コンテンツ研究ユニット
ユニット代表者:近藤明彦 (慶應義塾大学体育研究所教授)
コンテンツユニットでは、次の4つの課題に取り組んでいます。
第1は導入教育プログラム「知との遭遇」の必要性の検討です。国内外において大学入学初等の導入教育の重要性が指摘されていますが、ここでは(1)国内外の導入教育・接続教育の事例の調査、(2)高等教育の場における導入教育の意義の検討、(3)高等教育における学びの「場」と「コンテンツ」をどのように経験し、新たな知の世界を切り開く能力を開発しうかという点が検討されます。これらの成果を基に独自の「導入教育」プログラムの開発を目指しています。
まず第2は「温故知新」型教育プログラム「日本の教養」です。これは、既存の「知」の体系がどのように形成・受容・蓄積・継承されてきたのかについて再考を行い、(1)歴史的考察を行い、(2)現状を見極め、(3)提言することをねらいとしています。

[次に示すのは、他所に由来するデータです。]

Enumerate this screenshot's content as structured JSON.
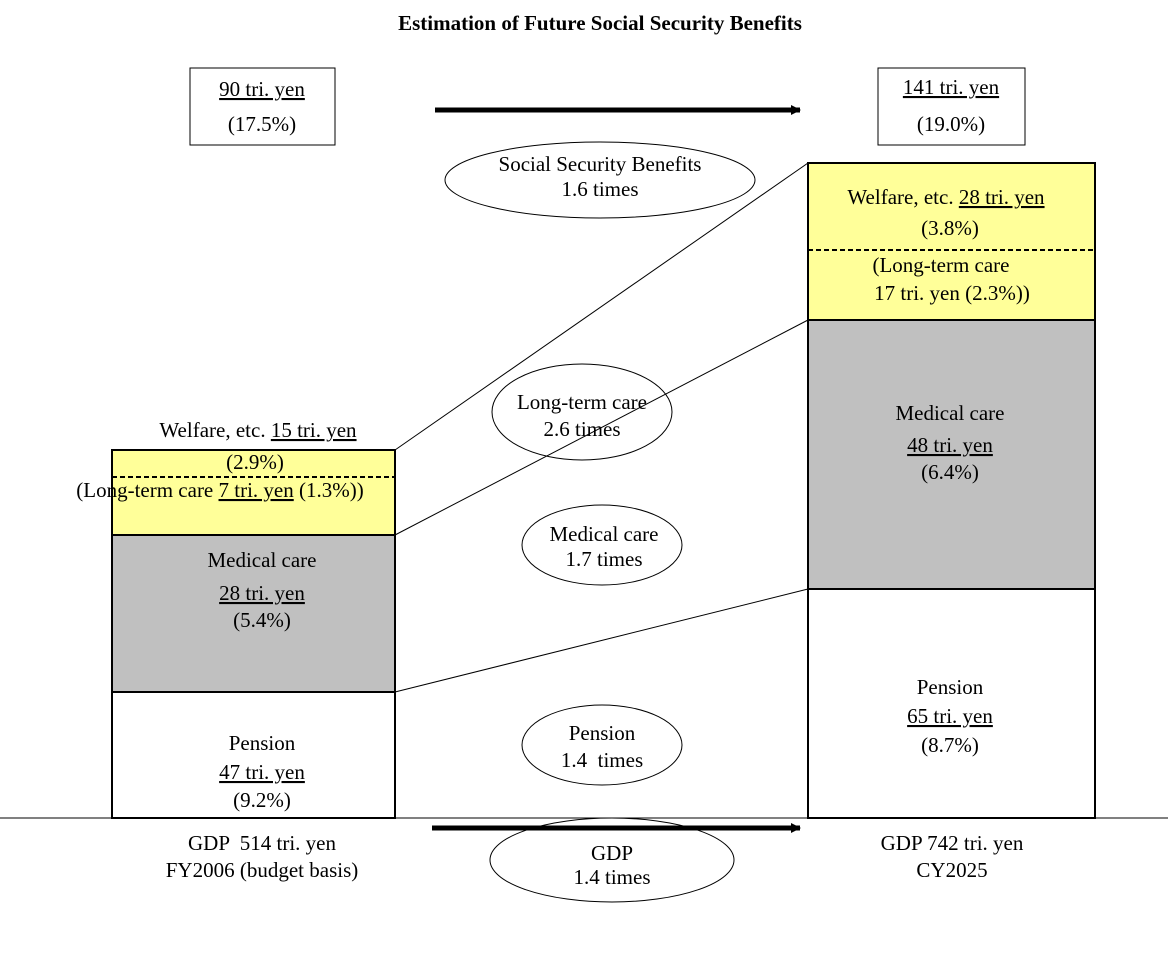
{
  "title": "Estimation of Future Social Security Benefits",
  "left": {
    "total": "90 tri. yen",
    "total_share": "(17.5%)",
    "welfare": {
      "label": "Welfare, etc.",
      "amount": "15 tri. yen",
      "share": "(2.9%)"
    },
    "long_term_care": {
      "label": "(Long-term care",
      "amount": "7 tri. yen",
      "share": "(1.3%))"
    },
    "medical": {
      "label": "Medical care",
      "amount": "28 tri. yen",
      "share": "(5.4%)"
    },
    "pension": {
      "label": "Pension",
      "amount": "47 tri. yen",
      "share": "(9.2%)"
    },
    "gdp": "GDP  514 tri. yen",
    "period": "FY2006 (budget basis)"
  },
  "right": {
    "total": "141 tri. yen",
    "total_share": "(19.0%)",
    "welfare": {
      "label": "Welfare, etc.",
      "amount": "28 tri. yen",
      "share": "(3.8%)"
    },
    "long_term_care": {
      "label": "(Long-term care",
      "detail": "17 tri. yen (2.3%))"
    },
    "medical": {
      "label": "Medical care",
      "amount": "48 tri. yen",
      "share": "(6.4%)"
    },
    "pension": {
      "label": "Pension",
      "amount": "65 tri. yen",
      "share": "(8.7%)"
    },
    "gdp": "GDP 742 tri. yen",
    "period": "CY2025"
  },
  "ratios": {
    "social_security": {
      "label": "Social Security Benefits",
      "value": "1.6 times"
    },
    "long_term_care": {
      "label": "Long-term care",
      "value": "2.6 times"
    },
    "medical": {
      "label": "Medical care",
      "value": "1.7 times"
    },
    "pension": {
      "label": "Pension",
      "value": "1.4  times"
    },
    "gdp": {
      "label": "GDP",
      "value": "1.4 times"
    }
  }
}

そのために専門教育と教養教育の関連の検討や、相互に関連する体系的カリキュラムの構築等が検討されています。
第3は「身体知」教育プログラム「心と体と頭―経験と理論の融合論」です。ここでは近年注目されるようになってきた身体知という概念とその教育の可能性について、身体による行動(Behavior)を身体知教育の対象として捕らえ、(1)直接経験と言語化の相互作用の検討、(2)身体知教育の目的の明確化、(3)体験プロセスを重視した教育プログラムの策定等を検討しています。そのため、身体知という言語化され得ない内容をどのように取り扱うかということに焦点を置き、「アーカイブ作成」によるデータの蓄積と、それに基づく新たな「身体知」教育モデルの構築が試みられています。

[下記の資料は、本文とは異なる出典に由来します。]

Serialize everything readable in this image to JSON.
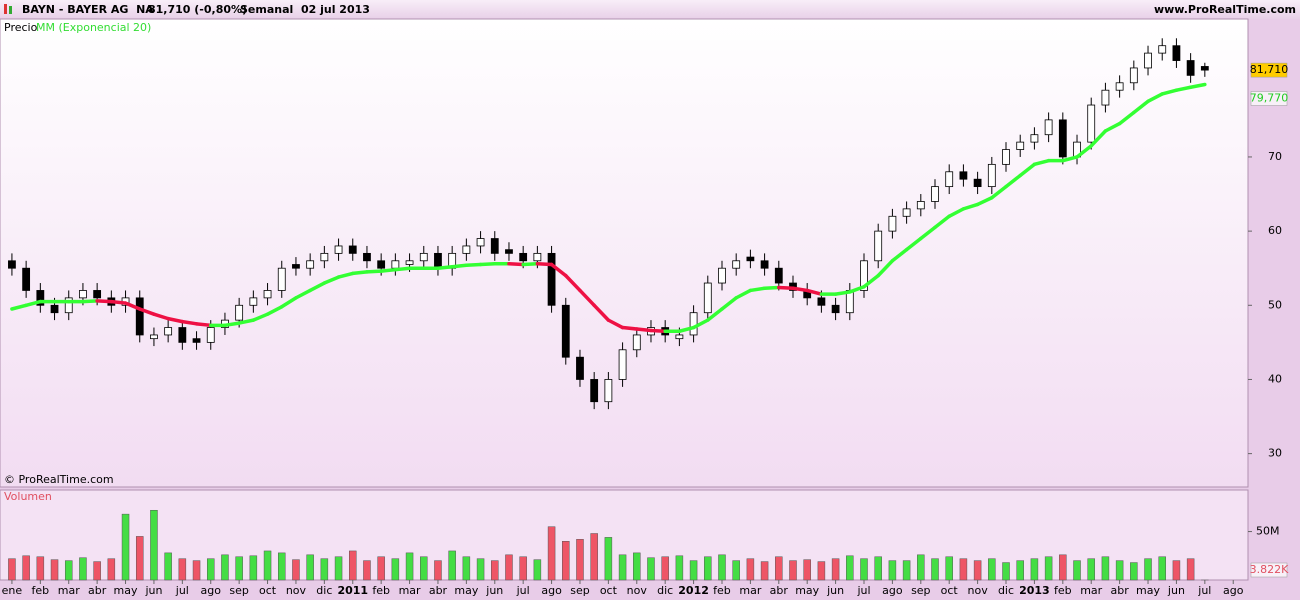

最後の第4として「現代の危機的問題」をどう捕らえるかについて検討を行います。ここでは現代の民族・宗教問題と現代科学の行く先を考えるという二つの課題を設定しています。「信じる?−現代の民族・宗教問題」については、(1)「民族」および「宗教」は現在どのように教えられているか、(2)その授業形態はどのようなものか、(3)教育の各段階でどのような教育がなされてきたかについて検討されます。そして、今後の教養教育プログラムとしてどのような視点で何を取り上げるべきかを明らかにします。また、「先端をキャッチ−現代科学の行く先を考える」については、(1)現代の医学の問題から、そして(2)現代の物理学の問題からという二つの視点から教材の開発と学生の参加の可能性の検討がなされています。